Code Structure
OpenPathSampling can be divided into several subsystems that interact with each other. Usually, new additions to the code will focus on only a small number of these subsystems – often just one. Knowing how they all fit together will help you identify what you should add.
Storing to file (Storage)
Underlying everything in OpenPathSampling is the storage subsystem. Nearly all OPS objects inherit from our storable object classes, which makes the objects themselves storable (enabling things like restart files). While you shouldn’t need to modify the implementation of storage, you will need a basic understand of what storage can and can’t automatically do, and you may occasionally need to override some methods. All of this is covered in the documentation on storage.
Representing simulation data
These are the core representations of simulation data. These are
Snapshot
, Trajectory
, Sample
,
MoveChange
, and SampleSet
.
You generally won’t need to modify or subclass these (except for
Snapshots
, which some DynamicsEngines
might need to subclass). If you’re writing new analysis
tools, you’ll need to be familiar with how these work. See the section on
data objects in OPS.
Running Dynamics (Engines)
The engines
subsystem runs the dynamics. If you want to add a new
molecular dynamics engine, this is the subsystem you’ll need to become
familiar with.
The main classes you may need to subclass are:
In addition, you may need to add custom snapshot features
. See the
documentation on engines in order to learn more about adding
support for new engines.
Interpreting Dynamics (CVs and Volumes)
For the dynamics to have any sense, we need to be able to analyze each
frame. The subsystem of the code is mainly focused on frame-by-frame
analysis of a trajectory (i.e., the input is a single Snapshot
).
The main classes here are:
CollectiveVariable
, which maps a snapshot to some quantity (usually a single float). This could be, e.g., a specific distance of interest.Volume
, which maps a snapshot to a boolean value, indicating whether the snapshot is within that phase space volume. This could represent a stable state, or the “inside” of an interface in TIS.

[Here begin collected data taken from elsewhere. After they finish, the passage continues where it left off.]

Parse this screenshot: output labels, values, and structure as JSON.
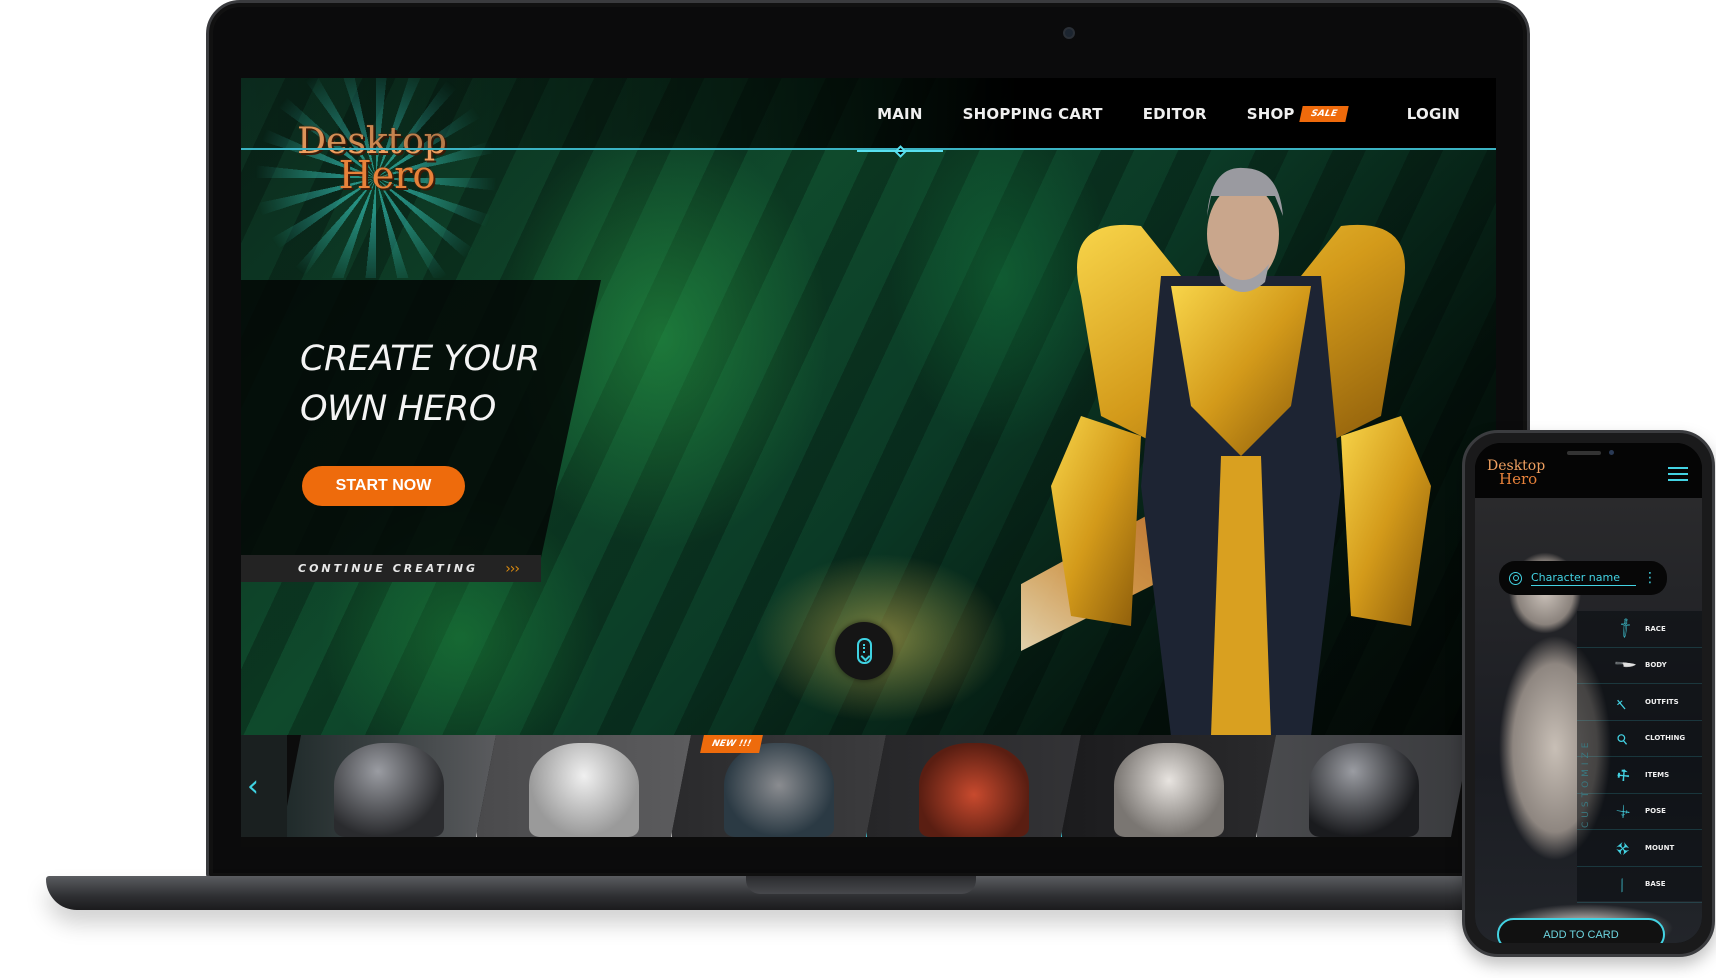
{
  "site": {
    "logo": {
      "line1": "Desktop",
      "line2": "Hero"
    },
    "nav": [
      {
        "label": "MAIN",
        "active": true
      },
      {
        "label": "SHOPPING CART",
        "active": false
      },
      {
        "label": "EDITOR",
        "active": false
      },
      {
        "label": "SHOP",
        "active": false,
        "badge": "SALE"
      },
      {
        "label": "LOGIN",
        "active": false
      }
    ],
    "hero": {
      "title_line1": "CREATE YOUR",
      "title_line2": "OWN HERO",
      "cta": "START NOW",
      "continue": "CONTINUE CREATING",
      "continue_arrows": "›››",
      "scroll_icon": "mouse-scroll-icon"
    },
    "carousel": {
      "prev_icon": "chevron-left-icon",
      "prev_glyph": "‹",
      "tiles": [
        {
          "name": "alien",
          "badge": ""
        },
        {
          "name": "warrior-woman",
          "badge": ""
        },
        {
          "name": "mech-robot",
          "badge": "NEW !!!"
        },
        {
          "name": "red-tank",
          "badge": ""
        },
        {
          "name": "sword-lady",
          "badge": ""
        },
        {
          "name": "alien-2",
          "badge": ""
        }
      ]
    }
  },
  "phone": {
    "logo": {
      "line1": "Desktop",
      "line2": "Hero"
    },
    "menu_icon": "hamburger-icon",
    "character_name_placeholder": "Character name",
    "more_glyph": "⋮",
    "customize_label": "CUSTOMIZE",
    "customize_items": [
      {
        "label": "RACE",
        "icon": "sword-icon"
      },
      {
        "label": "BODY",
        "icon": "knife-icon"
      },
      {
        "label": "OUTFITS",
        "icon": "dagger-icon"
      },
      {
        "label": "CLOTHING",
        "icon": "wand-icon"
      },
      {
        "label": "ITEMS",
        "icon": "hammer-icon"
      },
      {
        "label": "POSE",
        "icon": "axe-icon"
      },
      {
        "label": "MOUNT",
        "icon": "mace-icon"
      },
      {
        "label": "BASE",
        "icon": "spear-icon"
      }
    ],
    "add_button": "ADD TO CARD"
  },
  "colors": {
    "accent": "#43d3e3",
    "orange": "#ee6b0c"
  }
}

The main reason you might subclass these is if you want to create a custom
CollectiveVariable
wrapper for some analysis package. We already
have wrappers for MDTraj and PyEmma; more wrappers would be welcome! Details on what
to do are including in the section on collective variables.
Path Ensembles (Ensembles)
For efficient path sampling, we need to not only run dynamics, but also
to know when to stop the dynamics. In the earlier path sampling methods, all
dynamics were of a fixed length. But more recent approaches have gained
significant efficiency by defining stopping criteria that depend on the
trajectory that has been run so far. These stopping criteria can be derived
from the particle path ensemble being sampled, and for us, this is one of
the primary purposes of the Ensemble
object.
In general, we discourage you from trying to subclass Ensemble
. In
most cases, it is probably easier to use our existing tools and to create
the ensemble you want from them. ???TODO: add docs about writing custom
ensembles???
If you need to create custom ensembles, it is very likely that you will also
want to create a custom TransitionNetwork
. See the discussion
under “Higher-Level Tools.”
Monte Carlo Moves (PathMovers)
Path sampling is Monte Carlo in path space, so of course we need objects
that perform Monte Carlo moves. These are our PathMovers
.
Creating custom Monte Carlo moves is one of the common tasks for developers
of new techniques in path sampling, and so we have tried to make it easy.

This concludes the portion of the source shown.